Chilean journalist and politician (1874–)

Juan Bautista Bustos Valenzuela (born 19 August 1874) was a Chilean journalist, printer, and politician. A pioneer of working-class journalism in Chile, he served as a deputy during the XXXVII Legislative Period of the National Congress of Chile, representing the 17th Departamental Grouping between 1933 and 1937.

== Biography ==
Bustos Valenzuela was born in Chillán on 19 August 1874, the son of Anastasio Bustos Aguayo and Candelaria Valenzuela Reyes. He completed his studies in Yumbel.

He worked as a journalist and typographer and is regarded as one of the precursors of working-class journalism in Chile. In 1890, he founded the newspaper El Pueblo in Valparaíso, followed by numerous other publications throughout the country, including La Vanguardia (Quillota), El Calerano (La Calera), La Reforma (La Cruz and Curanilahue), La Verdad (Tomé), La Razón (Talcahuano), El Pueblo (Coronel), and La Época (Concepción), among others.

In 1892, he founded the Sociedad de Tipógrafos in Valparaíso, the first resistance-based workers’ organization in Chile, serving as its president in several periods.

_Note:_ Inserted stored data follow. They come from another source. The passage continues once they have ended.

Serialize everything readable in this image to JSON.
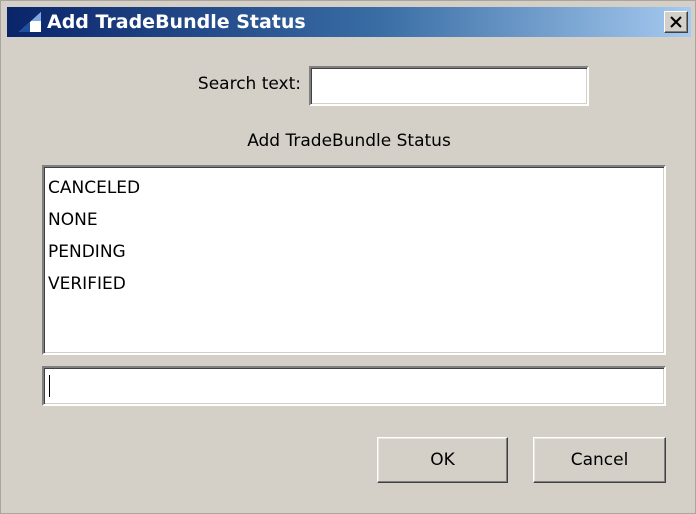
{
  "window": {
    "title": "Add TradeBundle Status",
    "icons": {
      "app": "app-icon",
      "close": "close-icon"
    }
  },
  "search": {
    "label": "Search text:",
    "value": ""
  },
  "section": {
    "label": "Add TradeBundle Status"
  },
  "list": {
    "items": [
      "CANCELED",
      "NONE",
      "PENDING",
      "VERIFIED"
    ]
  },
  "entry": {
    "value": ""
  },
  "buttons": {
    "ok": "OK",
    "cancel": "Cancel"
  },
  "colors": {
    "dialog_bg": "#d4d0c8",
    "title_start": "#0a246a",
    "title_end": "#a6caf0",
    "field_bg": "#ffffff"
  }
}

He was also the owner of several printing presses, some of them clandestine, including the La Época printing house in Concepción. In 1894, he was awarded a literary prize in Valparaíso.

== Political career ==
Bustos Valenzuela was an active member of the Democratic Party. He served as its secretary general in Valparaíso in 1888, later becoming a director and president at various party conventions. During the Chilean Civil War of 1891, his home was raided, his printing workshop destroyed, and he was imprisoned and held incommunicado due to his political activities.

He was elected an elector for president in 1896, voting in favor of Vicente Reyes, and served as the first mayor of Valparaíso in 1893.

In the parliamentary elections, he was elected deputy for the 17th Departamental Grouping for the 1933–1937 legislative period. In the Chamber of Deputies, he served on the Standing Committee on Government Interior and as a substitute member of the Standing Committee on Public Education. During his tenure, he advocated for women’s suffrage, divorce legislation, colonization policies, and the subdivision of land ownership.